KEDIRI, FaktualNews.co — Sengketa tanah antara dua warga di Desa Pelem, Kecamatan Pare, Kabupaten Kediri, kian memanas. Meski mediasi telah dilakukan beberapa kali, hingga kini belum menemukan titik temu.

Dua pihak yang berselisih yakni keluarga almarhum Zain dengan Khusen. Keduanya diketahui masih memiliki hubungan kekerabatan. Perselisihan tersebut dipicu adanya klaim atas sebagian tanah warisan milik almarhum Zain yang diduga dikuasai oleh Khusen.

Kuasa hukum keluarga almarhum Zain bersama perangkat Desa Pelem mendatangi langsung lokasi objek tanah yang menjadi sengketa, Rabu (5/8/2026). Langkah tersebut dilakukan untuk mencari kejelasan mengenai status kepemilikan tanah yang dinilai janggal dalam catatan administrasi desa.

Sonny Sonatha selaku kuasa hukum keluarga almarhum Zain menyampaikan, mediasi di tingkat desa sebelumnya telah dilakukan sebanyak tiga hingga empat kali. Namun, upaya tersebut belum membuahkan hasil.

Karena itu, pihaknya memilih mendatangi lokasi secara langsung dengan harapan dapat mengajak pihak yang saat ini menguasai lahan untuk duduk bersama dan mencari jalan keluar atas persoalan tersebut.

“Tujuan kami ke sini semata-mata mencari keadilan atas status hukum sengketa yang sudah berlangsung bertahun-tahun. Kami ingin menginisiasi agar permasalahan keluarga ini segera clear dan tidak melebar ke mana-mana,” ujar Sonny Sonatha di lokasi, Rabu (5/8/2026).

Sonny menjelaskan, berdasarkan dokumen administrasi desa yang telah dipelajari, terdapat indikasi kejanggalan pada data Letter C. Menurutnya, kepemilikan tanah yang semula tercatat atas nama almarhum Zain disebut kemudian beralih kepada pihak lain berinisial K atau Khusen, namun mekanisme peralihannya dinilai belum jelas.

“Di dalam Letter C tidak tercantum secara jelas keterangan mekanismenya, apakah melalui hibah, jual beli, atau waris. Karena tidak ada dasar peralihan yang jelas, klien kami mempertanyakan keabsahan penguasaan tanah tersebut saat ini,” tegasnya.

Dalam upaya iktikad baik yang dilakukan di lapangan, pihak yang saat ini menduduki atau menguasai lahan tersebut tidak hadir untuk menemui tim kuasa hukum maupun perangkat desa.

Sementara itu, Kepala Desa Pelem Ali Sukron mengatakan, pihak desa dalam persoalan tersebut hanya menjalankan fungsi pemantauan. Berdasarkan catatan administrasi yang ada di desa, tanah tersebut tercatat atas nama Khusen bin Moentolib.

Menurut Ali, Khusen juga diketahui rutin membayar Pajak Bumi dan Bangunan (PBB) atas objek tanah tersebut selama bertahun-tahun.

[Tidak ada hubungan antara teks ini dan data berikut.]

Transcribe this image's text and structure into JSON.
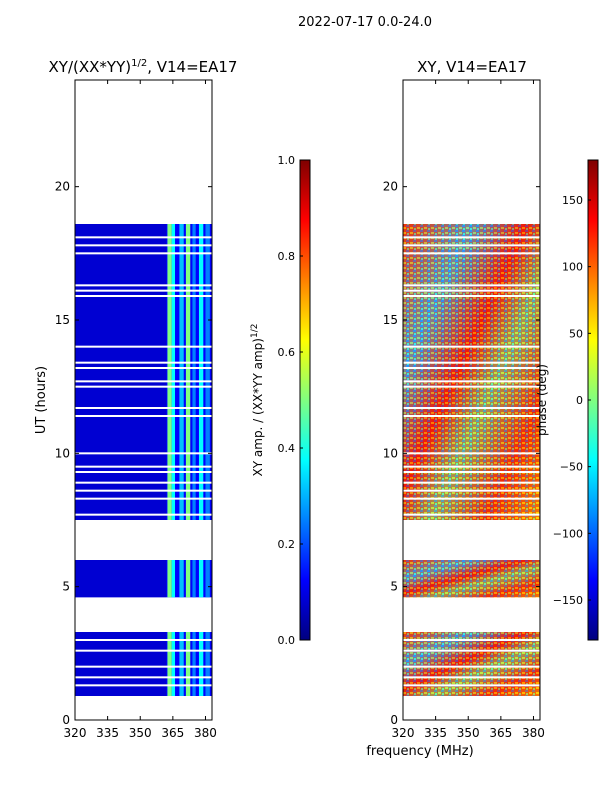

“Pihak desa tidak mengetahui secara pasti sejarah detail awal mula terbitnya Letter C tersebut, karena tidak adanya catatan tertulis mengenai kronologi peralihannya. Namun yang jelas, yang membayar pajak PBB adalah Pak Khusen,” ujar Ali Sukron saat berada di lokasi.

Terkait patok batas wilayah di lokasi tanah sengketa, perangkat desa menyebutkan bahwa batas-batas tersebut telah terpasang sejak lama dan bukan baru dipasang saat sengketa mencuat.

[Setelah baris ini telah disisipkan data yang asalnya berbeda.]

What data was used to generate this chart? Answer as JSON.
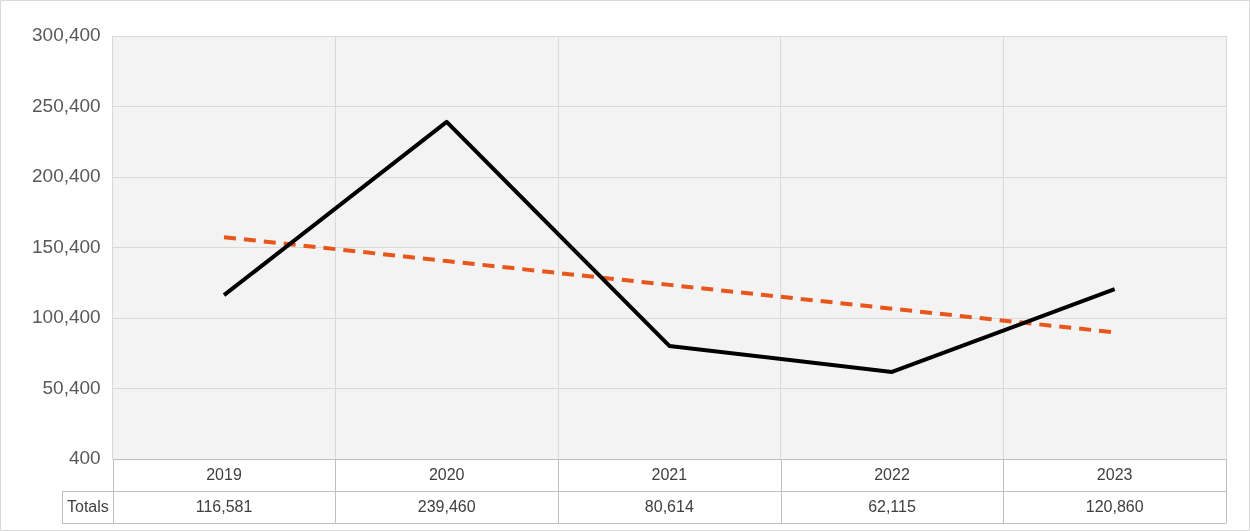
{
  "chart_data": {
    "type": "line",
    "categories": [
      "2019",
      "2020",
      "2021",
      "2022",
      "2023"
    ],
    "series": [
      {
        "name": "Totals",
        "color": "#000000",
        "values": [
          116581,
          239460,
          80614,
          62115,
          120860
        ],
        "value_labels": [
          "116,581",
          "239,460",
          "80,614",
          "62,115",
          "120,860"
        ]
      },
      {
        "color": "#e8561c",
        "values": [
          157700,
          140800,
          123900,
          107000,
          90200
        ],
        "line_style": "dashed"
      }
    ],
    "ylim": [
      400,
      300400
    ],
    "yticks": [
      400,
      {
        "value": 50400,
        "label": "50,400"
      },
      {
        "value": 100400,
        "label": "100,400"
      },
      {
        "value": 150400,
        "label": "150,400"
      },
      {
        "value": 200400,
        "label": "200,400"
      },
      {
        "value": 250400,
        "label": "250,400"
      },
      {
        "value": 300400,
        "label": "300,400"
      }
    ],
    "grid": true,
    "legend": false,
    "marker": "none"
  }
}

Pihak desa juga belum dapat memastikan secara detail bagaimana proses peralihan pencatatan dalam Letter C tersebut karena keterbatasan dokumen maupun catatan sejarah administrasi yang tersedia.

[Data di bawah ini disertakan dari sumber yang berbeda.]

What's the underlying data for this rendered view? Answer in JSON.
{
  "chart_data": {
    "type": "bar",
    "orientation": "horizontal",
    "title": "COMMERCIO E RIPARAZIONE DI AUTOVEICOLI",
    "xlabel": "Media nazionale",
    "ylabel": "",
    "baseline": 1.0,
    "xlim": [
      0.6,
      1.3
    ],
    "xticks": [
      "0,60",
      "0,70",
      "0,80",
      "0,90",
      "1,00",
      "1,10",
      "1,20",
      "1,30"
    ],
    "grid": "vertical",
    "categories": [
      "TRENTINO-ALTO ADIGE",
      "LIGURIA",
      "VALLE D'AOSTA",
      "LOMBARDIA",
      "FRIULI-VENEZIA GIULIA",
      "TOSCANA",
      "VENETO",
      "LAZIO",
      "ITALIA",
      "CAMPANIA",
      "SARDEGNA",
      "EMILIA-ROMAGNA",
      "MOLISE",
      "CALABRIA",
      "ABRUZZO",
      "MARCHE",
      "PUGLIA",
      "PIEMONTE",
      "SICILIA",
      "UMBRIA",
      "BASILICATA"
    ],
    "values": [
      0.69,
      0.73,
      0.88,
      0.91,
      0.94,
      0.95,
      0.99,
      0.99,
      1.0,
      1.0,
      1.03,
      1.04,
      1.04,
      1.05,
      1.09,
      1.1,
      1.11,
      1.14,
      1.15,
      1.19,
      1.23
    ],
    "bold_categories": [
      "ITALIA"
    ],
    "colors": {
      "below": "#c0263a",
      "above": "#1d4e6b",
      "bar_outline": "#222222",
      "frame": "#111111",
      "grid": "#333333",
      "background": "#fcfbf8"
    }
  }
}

Hingga berita ini diturunkan, pihak yang saat ini menguasai objek tanah tersebut belum memberikan keterangan resmi terkait persoalan sengketa maupun upaya mediasi yang ditawarkan oleh pihak ahli waris.

Sengketa tanah yang telah berlangsung selama bertahun-tahun tersebut kini masih menunggu titik temu dari kedua belah pihak. Penyelesaian secara kekeluargaan maupun melalui mekanisme hukum menjadi pilihan yang dapat ditempuh untuk memperoleh kepastian mengenai status tanah yang dipersoalkan.